When you see percent chance of rain in a forecast, you are reading a measurement of PoP (Probability of Precipitation). This is not exactly the probability of you yourself getting wet by standing in a given spot. It is actually the product of an equation that combines confidence of precipitation occurring and the geographic area of the forecast. You won't necessarily know the area of the forecast by checking the weather for one given spot, however, so the most reasonable interpretation of a "40% chance of rain" is that you have a more or less 40% chance of seeing precipitation somewhere near you, though maybe not right on you.

This may sound like good news, if a 40% percent chance of rain means you actually have less than a 40% chance of getting wet. Important to consider, however, is where you wil will be on the landscape. If you check the weather forecast for the town in a valley nearest your trailhead and it says 40% chance of rain, but you are hiking up into the mountains, your chances of getting wet are probably higher than that in reality. High elevations tend to get more moisture than lower. Even though it may be a 40% chance of rain for that area, it may not be evenly distributed. All weather, not just precipitation, can vary dramatically with elevation, even over short distances.

That raises the question of how to check the weather for high mountains or any places that are too remote to have weather stations nearby. Luckily, there are resources you can use to find forecasts far from cities or weather stations. They should always be taken with a grain of salt, however.

Point Forecasts

Point forecasts are weather predictions for a given spot on a map, regardless of how far it is from any weather stations. When you check the weather for a city or town, you are likely seeing an area forecast based on multiple weather stations in the vicinity as well as regional models. Point forecasts are technically area forecasts as well, but they are calculated for areas as small as 1 square mile. In remote locations, They are based more heavily on regional models and topography than on current readings because without nearby weather stations, readings are not available. If you are traveling far away from populated places, however, a point forecast may be the best resource available.
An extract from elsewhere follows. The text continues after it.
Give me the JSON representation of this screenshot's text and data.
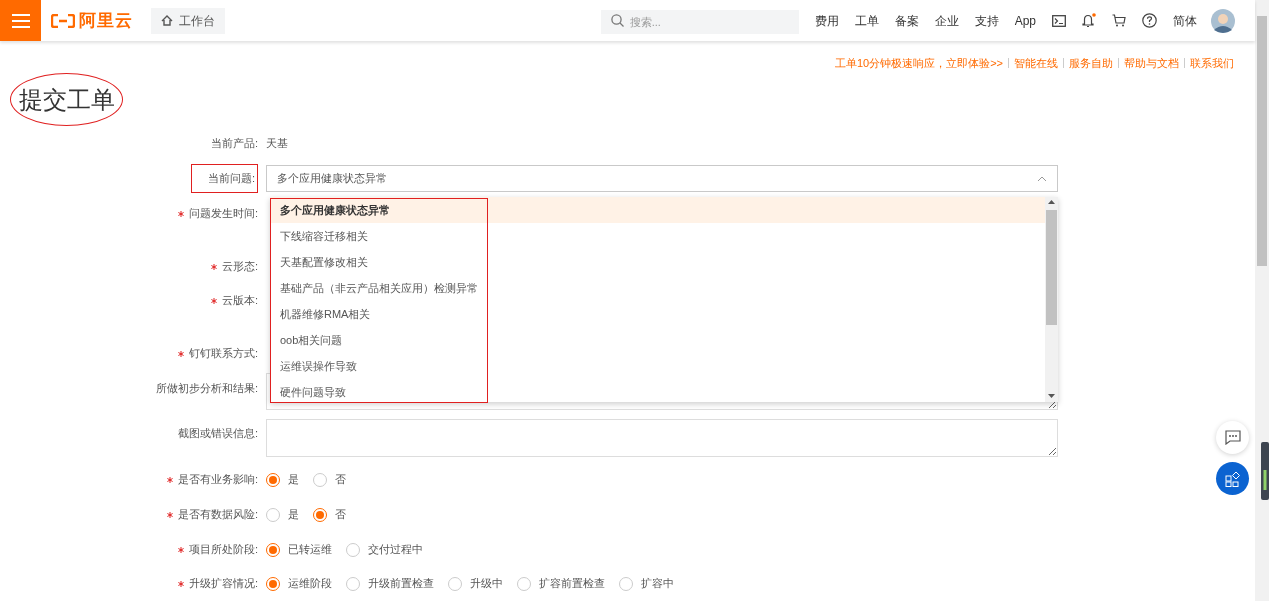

For spots within the United States, the National Weather Service is a great resource. To get a point forecast, go to the weather.gov homepage and enter the name of the closest town to get a local forecast. Next, scroll down a bit to find the map box. Scroll around on the map and click anywhere to get a point forecast for that spot.

These additional online resources build more specialized forecasts that you may find useful, and they work outside the U.S. as well:

  • Mountain Forecast makes it easy to find point forecasts for particular peaks, and it even breaks down forecasts by elevation.
  • Windy.com is best for current wind conditions, but it also details other conditions and gives forecasts.
  • Storm (mobile app by Weather Underground) highlights rain, snow, and lightning conditions within live radar and also shows forecasts.
  • DarkSky's mobile version provides short-range point forecasts for exactly where you are when using the app.